4.3. DCache and write buffer

The ARM920T processor includes a 16KB DCache and a write buffer to reduce the effect of main memory bandwidth and latency on data access performance. The DCache has 512 lines of 32 bytes (8-words), arranged as a 64-way set-associative cache and uses MVAs translated by CP15 register 13 (see Address translation) from the ARM9TDMI CPU core. The write buffer can hold up to 16 words of data and four separate addresses. The operations of the DCache and the write buffer are closely connected.

The DCache supports write-through and write-back memory regions, controlled by the C and B bits in each section and page descriptor within the MMU translation tables. For clarity, these bits are called Ctt and Btt in the following text. For details see DCache and write buffer operation.

Each DCache line has two dirty bits, one for the first four words of the line, the other for the last four words, and a single virtual TAG address and valid bit for the entire 8-word line. The physical address from which each line is loaded is stored in the PA TAG RAM and is used when writing modified lines back to memory.
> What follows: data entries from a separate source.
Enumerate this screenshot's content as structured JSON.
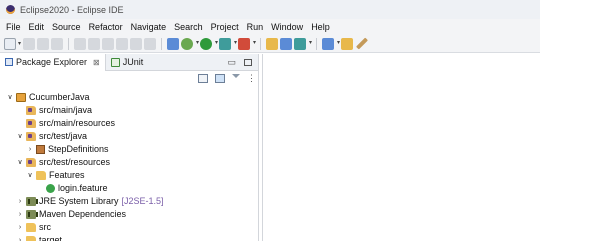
{
  "window": {
    "title": "Eclipse2020 - Eclipse IDE"
  },
  "menu": [
    "File",
    "Edit",
    "Source",
    "Refactor",
    "Navigate",
    "Search",
    "Project",
    "Run",
    "Window",
    "Help"
  ],
  "view": {
    "tabs": [
      {
        "label": "Package Explorer",
        "close": "⊠"
      },
      {
        "label": "JUnit"
      }
    ]
  },
  "tree": {
    "project": "CucumberJava",
    "src_main_java": "src/main/java",
    "src_main_resources": "src/main/resources",
    "src_test_java": "src/test/java",
    "step_definitions": "StepDefinitions",
    "src_test_resources": "src/test/resources",
    "features": "Features",
    "login_feature": "login.feature",
    "jre_library": "JRE System Library",
    "jre_qualifier": "[J2SE-1.5]",
    "maven_deps": "Maven Dependencies",
    "src": "src",
    "target": "target"
  },
  "icons": {
    "toolbar": [
      "new-icon",
      "save-icon",
      "print-icon",
      "debug-skip-icon",
      "resume-icon",
      "suspend-icon",
      "terminate-icon",
      "step-into-icon",
      "step-over-icon",
      "step-return-icon",
      "perspective-icon",
      "debug-icon",
      "run-icon",
      "coverage-icon",
      "external-tools-icon",
      "new-package-icon",
      "new-class-icon",
      "search-icon",
      "open-type-icon",
      "folder-icon",
      "pencil-icon"
    ],
    "tree": [
      "project-icon",
      "source-folder-icon",
      "package-icon",
      "folder-icon",
      "feature-file-icon",
      "library-icon"
    ]
  },
  "colors": {
    "jre_qualifier": "#7a5ea8",
    "chrome": "#f3f4f6"
  }
}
When a store hits in the DCache, if the memory region is write-back, the associated dirty bit is set marking the appropriate half-line as being modified. If the cache line is replaced due to a linefill, or if the line is the target of a DCache clean operation, the dirty bits are used to decide whether the whole, half, or none of the line is written back to memory. The line is written back to the same physical address from which it was loaded, regardless of any changes to the MMU translation tables.

The DCache implements allocate-on-read-miss. Random or round-robin replacement can be selected under software control by the RR bit (CP15 register 1, bit 14). Random replacement is selected at reset. A linefill always loads a complete 8-word line.

Data can also be locked in the DCache so that it cannot be overwritten by a linefill. This operates with a granularity of 1/64 th of the cache, which is 64 words (256 bytes).

All data accesses are subject to MMU permission and translation checks. Data accesses that are aborted by the MMU do not cause linefills or data accesses to appear on the AMBA ASB interface.

For clarity, the C bit (bit 2 in CP15 register 1) is called the Ccr bit throughout the following text.